If I change the speed become 2.8f (or higher) for example, the ball will stop immediately, and the x y of the ball is exact position in the last position when I touch. I think it is because the duration of CCMoveTo speed is too fast.

I have tried with schedule selector method. But the time of the schedule cannot be too fast as the CCMoveTo does. So the movement using schedule will be one pixel to one pixel with duration too long time.

Is there any solution for this? Or there is such a way to implement this? Many thanks!

2
I have tried your code. But i didn't get such pattern in stopped positions. I have used ccTouchesEnded instead of ccTouchEnded. - Anusha Kottiyal
@Anusha: it is same, using ccTouchesEnded or ccTouchEnded. If you have a time, maybe you can help me to test with this file. punyaku.com/cocos download TestLayer.h / TestLayer.m and ball.png / bg.png. - Jef
Try to stop the ball in center of the green line of background. The x position usually same. Ball x y: 199.955170 156.000000 Ball x y: 172.958817 156.000000 Ball x y: 173.278793 156.000000 Ball x y: 173.231598 156.000000 Ball x y: 173.510406 156.000000 Ball x y: 173.193588 156.000000 Ball x y: 173.302399 156.000000 Ball x y: 173.115173 156.000000 Ball x y: 186.736374 156.000000 Ball x y: 173.209991 156.000000 Ball x y: 186.598801 156.000000 Ball x y: 173.331207 156.000000 Ball x y: 186.952393 156.000000 The x is usually 173.xx or 186.xx even when I click between them. - Jef

2 Answers

0
votes

This is actually the expected behavior, and the effect is especially noticeable if you are animating the sprite at high speeds. Why?
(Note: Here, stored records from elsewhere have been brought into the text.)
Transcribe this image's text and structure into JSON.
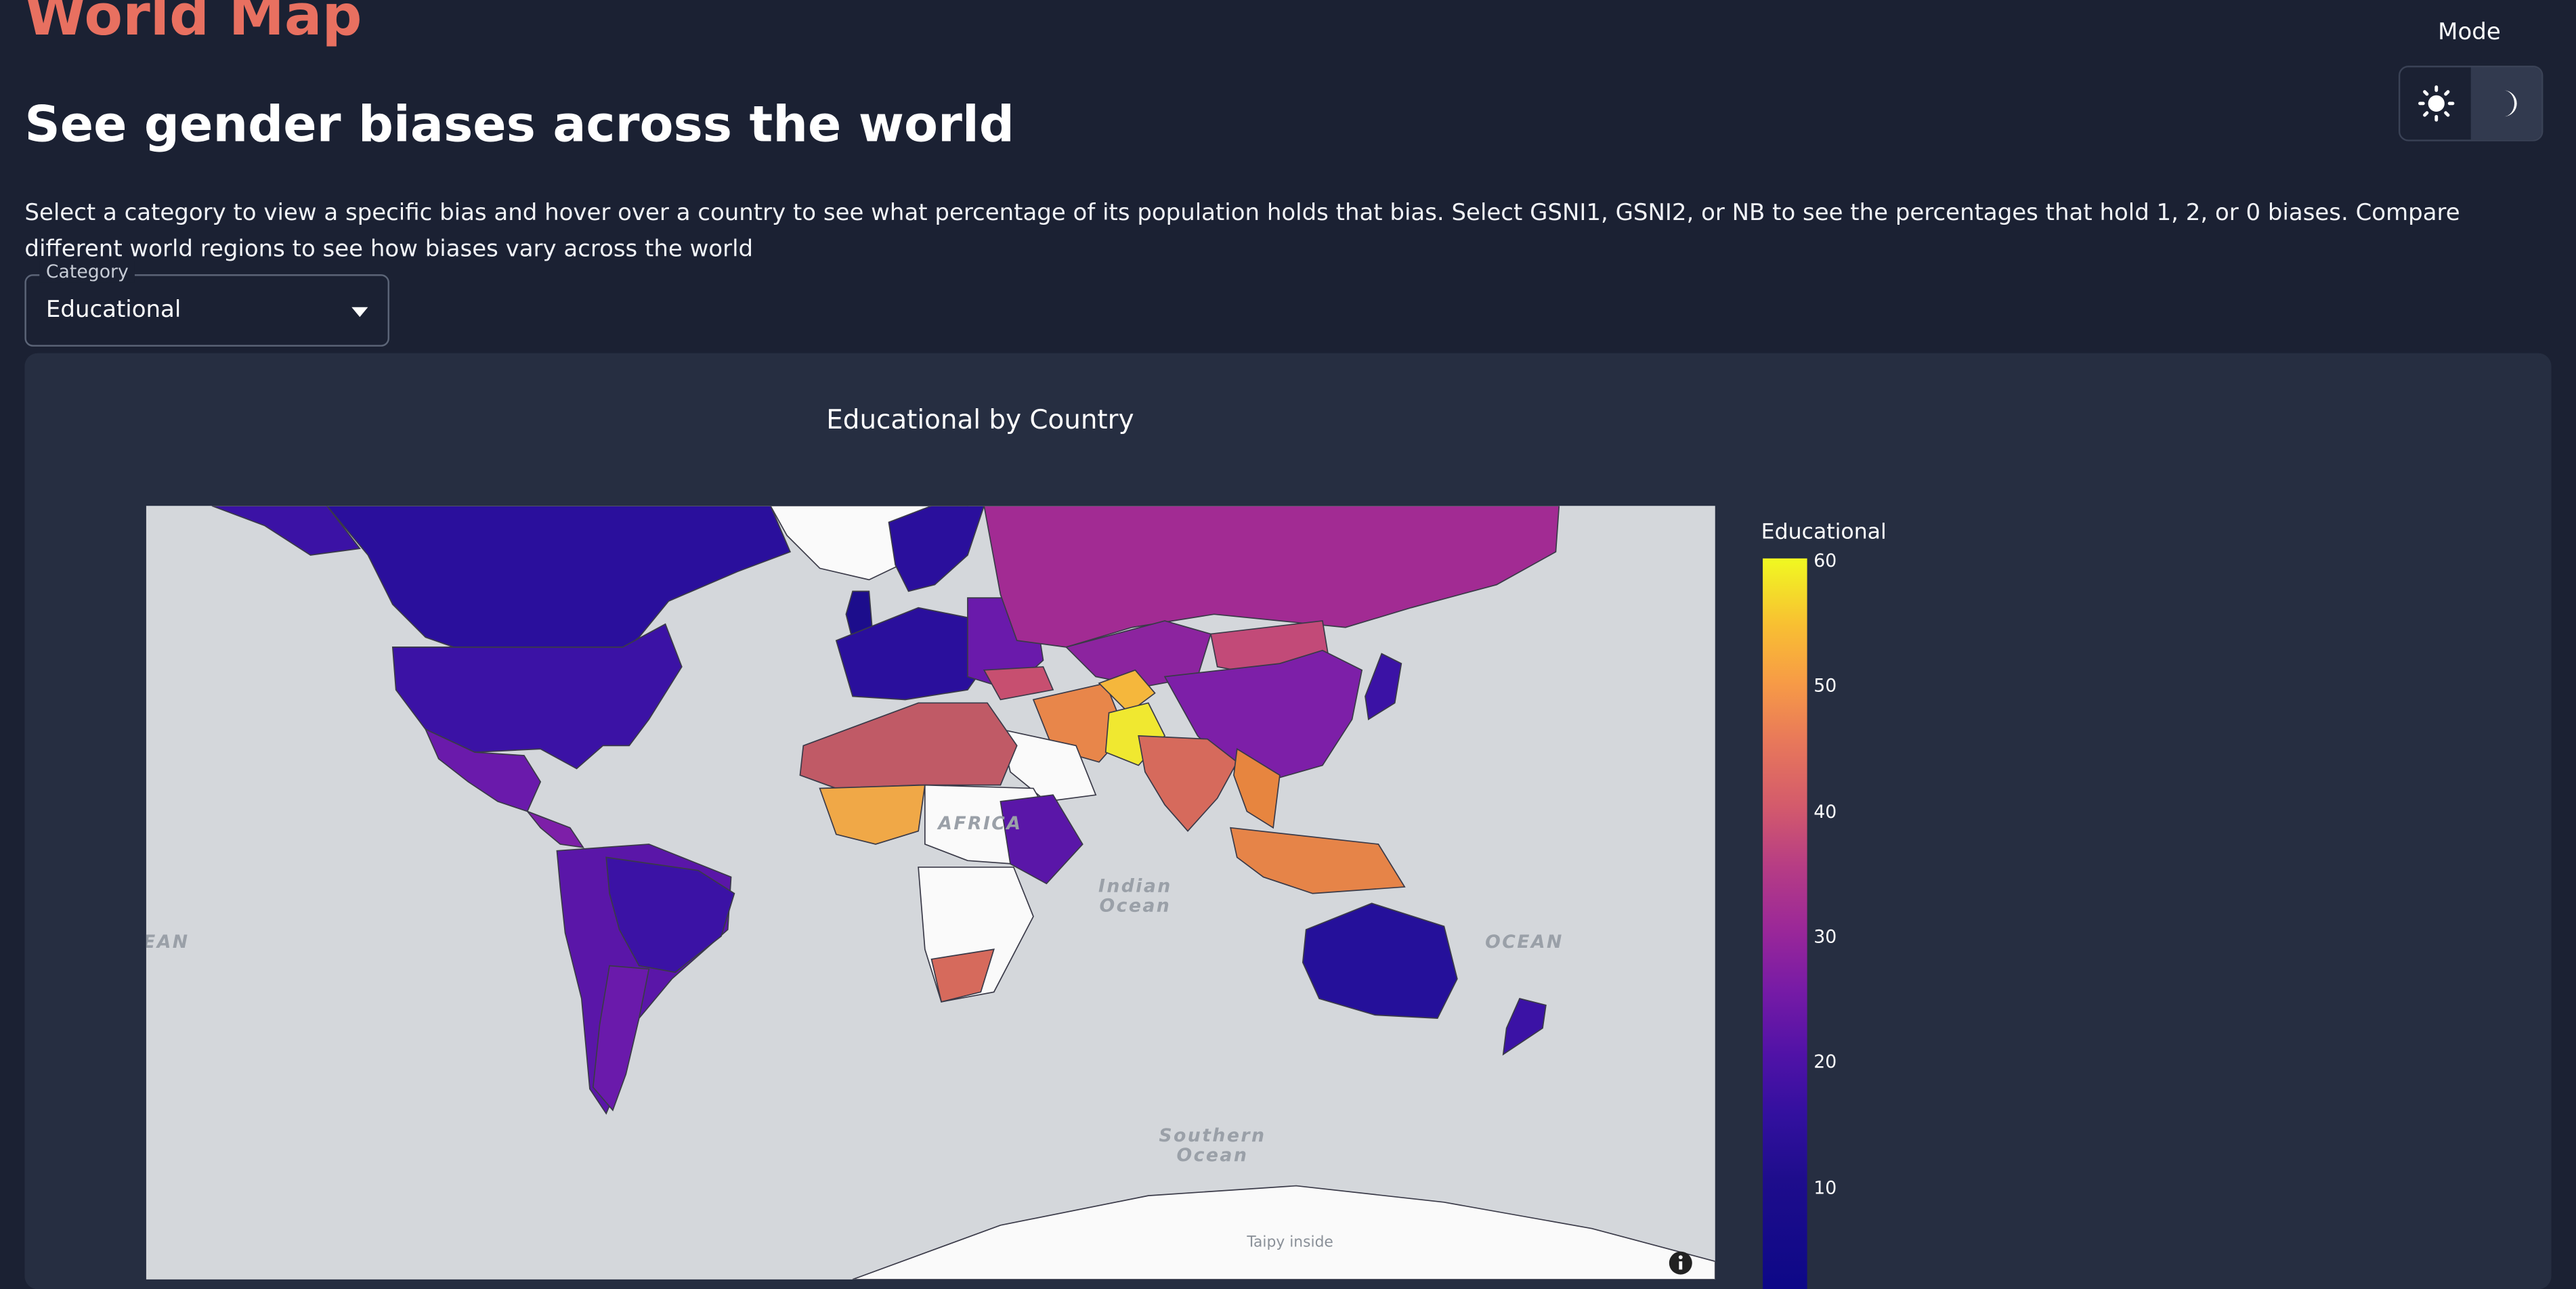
{
  "app": {
    "title": "World Map",
    "heading": "See gender biases across the world",
    "description": "Select a category to view a specific bias and hover over a country to see what percentage of its population holds that bias. Select GSNI1, GSNI2, or NB to see the percentages that hold 1, 2, or 0 biases. Compare different world regions to see how biases vary across the world"
  },
  "mode": {
    "label": "Mode",
    "options": [
      "light",
      "dark"
    ],
    "selected": "dark",
    "light_icon": "sun-icon",
    "dark_icon": "moon-icon"
  },
  "category": {
    "legend": "Category",
    "value": "Educational"
  },
  "map": {
    "title": "Educational by Country",
    "ocean_labels": [
      "EAN",
      "Indian Ocean",
      "AFRICA",
      "OCEAN",
      "Southern Ocean"
    ],
    "attribution": "Taipy inside",
    "colorbar": {
      "title": "Educational",
      "ticks": [
        "60",
        "50",
        "40",
        "30",
        "20",
        "10"
      ],
      "range": [
        5,
        60
      ],
      "colorscale": "plasma"
    }
  }
}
An animation is essentially a change of a certain variable over time and this change is always carried out over a series of discrete time steps. Let's say your target distance is 240 pixels, and your desired duration is 0.8 seconds. Then your speed is 240*0.8 = 300 pixels/sec. Assuming a perfectly constant fps of 60 you would expect a discrete position change of 1/60* 300 = 5 pixels for every time step carried out.

Now let's say you receive a touch event at time t. More often than not, this t won't exactly coincide with the beginning of any timestep; it is more likely to lie in between some pair of time steps. Calling stopAllActions should stop scheduling the animation after the current timestep is done, it won't just stop in between two timesteps, so to speak. This is exactly why you are reporting distances that are always some interval apart.

Do you really need to be pixel-precise? if so, you will need to interpolate between positions at the two time frames to find the precise position.

Edit:

I actually highly doubt a pixel-precise solution is required though in this case. In fact I suspect the perceived mili-second delay could be due to the detection of the touch event when it ends instead of when it begins. You might want to try capturing that event in ccTouchBegan instead.

0
votes

Your second CCMoveTo action is unnecessary - you don't want to perform a move animation of 0 seconds, you want to instantly move it back to the start. I would recommend changing your animation to the following:

[self.ball runAction:[CCRepeatForever actionWithAction:
    [CCSequence actions:
        [CCMoveTo actionWithDuration:speed position:destinationPoint],
        [CCCallBlock actionWithBlock:^
        {
            self.ball.position = ccp(0, 156);
        }],
     nil]
    ]];

EDIT: Apologies - I did not understand the question (but still suggest the change). Interpolation is what you are looking for.

You can set a timer at the beginning of the animation and reset it when the ball resets position. Given the known duration the ball will move across the screen and the width of the screen, you can calculate the ball's expected position at a given time.